0
votes

I want to apply a ProcessFunction() on an input data stream in Flink, to process each and every incoming element, with a single cache object. My code looks something like this :

object myJob extends FlinkJob {
 private val myCache = InMemoryCache()

 private def updateCache(myCache,someValue) : Boolean = {//some code}

 private def getValue(myCache,someKey) : Boolean = {//some code}

 def run(params, executionEnv) : Unit = {
   val myStream = executionEnv.getStream()

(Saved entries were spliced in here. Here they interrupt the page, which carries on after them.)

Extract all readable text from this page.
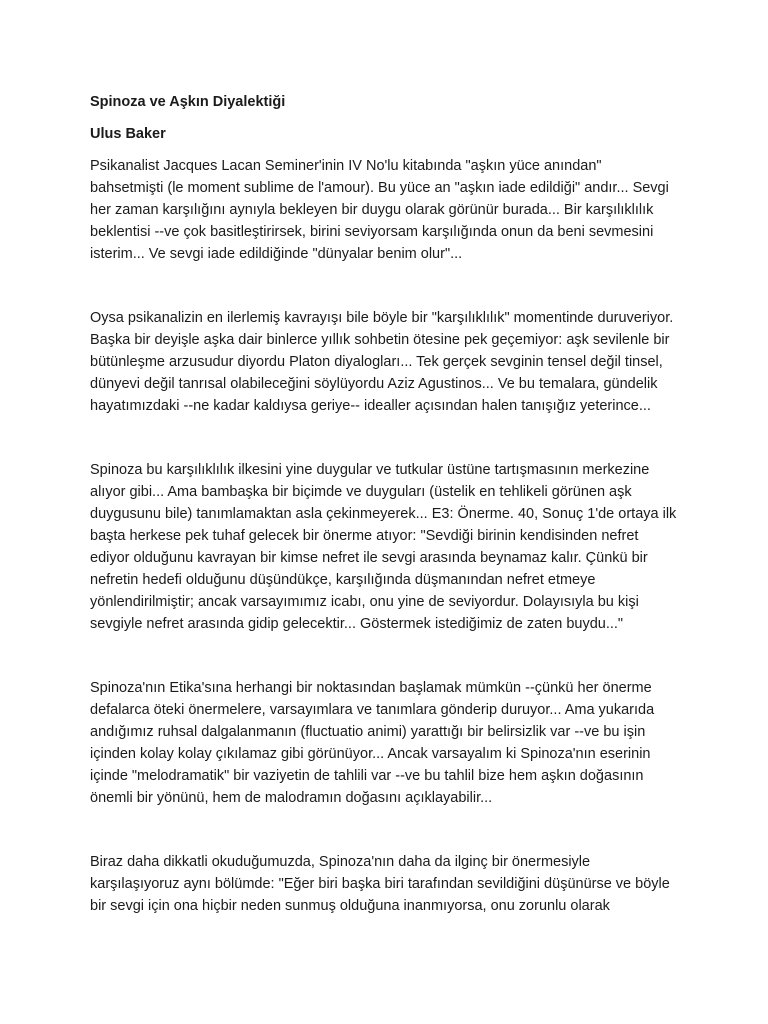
Spinoza ve Aşkın Diyalektiği
Ulus Baker
Psikanalist Jacques Lacan Seminer'inin IV No'lu kitabında "aşkın yüce anından"
bahsetmişti (le moment sublime de l'amour). Bu yüce an "aşkın iade edildiği" andır... Sevgi
her zaman karşılığını aynıyla bekleyen bir duygu olarak görünür burada... Bir karşılıklılık
beklentisi --ve çok basitleştirirsek, birini seviyorsam karşılığında onun da beni sevmesini
isterim... Ve sevgi iade edildiğinde "dünyalar benim olur"...
Oysa psikanalizin en ilerlemiş kavrayışı bile böyle bir "karşılıklılık" momentinde duruveriyor.
Başka bir deyişle aşka dair binlerce yıllık sohbetin ötesine pek geçemiyor: aşk sevilenle bir
bütünleşme arzusudur diyordu Platon diyalogları... Tek gerçek sevginin tensel değil tinsel,
dünyevi değil tanrısal olabileceğini söylüyordu Aziz Agustinos... Ve bu temalara, gündelik
hayatımızdaki --ne kadar kaldıysa geriye-- idealler açısından halen tanışığız yeterince...
Spinoza bu karşılıklılık ilkesini yine duygular ve tutkular üstüne tartışmasının merkezine
alıyor gibi... Ama bambaşka bir biçimde ve duyguları (üstelik en tehlikeli görünen aşk
duygusunu bile) tanımlamaktan asla çekinmeyerek... E3: Önerme. 40, Sonuç 1'de ortaya ilk
başta herkese pek tuhaf gelecek bir önerme atıyor: "Sevdiği birinin kendisinden nefret
ediyor olduğunu kavrayan bir kimse nefret ile sevgi arasında beynamaz kalır. Çünkü bir
nefretin hedefi olduğunu düşündükçe, karşılığında düşmanından nefret etmeye
yönlendirilmiştir; ancak varsayımımız icabı, onu yine de seviyordur. Dolayısıyla bu kişi
sevgiyle nefret arasında gidip gelecektir... Göstermek istediğimiz de zaten buydu..."
Spinoza'nın Etika'sına herhangi bir noktasından başlamak mümkün --çünkü her önerme
defalarca öteki önermelere, varsayımlara ve tanımlara gönderip duruyor... Ama yukarıda
andığımız ruhsal dalgalanmanın (fluctuatio animi) yarattığı bir belirsizlik var --ve bu işin
içinden kolay kolay çıkılamaz gibi görünüyor... Ancak varsayalım ki Spinoza'nın eserinin
içinde "melodramatik" bir vaziyetin de tahlili var --ve bu tahlil bize hem aşkın doğasının
önemli bir yönünü, hem de malodramın doğasını açıklayabilir...
Biraz daha dikkatli okuduğumuzda, Spinoza'nın daha da ilginç bir önermesiyle
karşılaşıyoruz aynı bölümde: "Eğer biri başka biri tarafından sevildiğini düşünürse ve böyle
bir sevgi için ona hiçbir neden sunmuş olduğuna inanmıyorsa, onu zorunlu olarak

   val processedStream = myStream.process(new ProcessFunction {
     def processElement(value,context,collector) : Unit = {
      //Update cache
      //Collect updated event
     }
   }

   processedStream.write()
 }
}

When I parallelize this job, I'm assuming that each parallel instance of the job will have it's own cacheObject and hence, a single cache key, could be present, in multiple cacheObjects. However, I'd like there to be a single cache entry for a particular key, that is, all of the records, corresponding to a particular key, must be processed by a single instance and a single cacheObject. Will using keyBy() on myStream, ensure this, that all of the incoming events, with the same key, are processed by a single parallel task/instance of the Flink job and hence, also by a single cacheObject?

2

2 Answers

0
votes

Yes, keyBy guarantees that every event with the same key will be processed by the same instance of an operator. This is essential for high throughput, low-latency stateful stream processing.

This enables flink's state to be local, which makes it easy to work with, and fast. Timers also take advantage of this keyed partitioning.

Using Flink's keyed state would probably work much better than using cache objects.

0
votes

Instead of an object I believe you should use a state.

All events with the same key will have access to the same state thus to the same value. Modifying one of those states will not affect the other keyed states.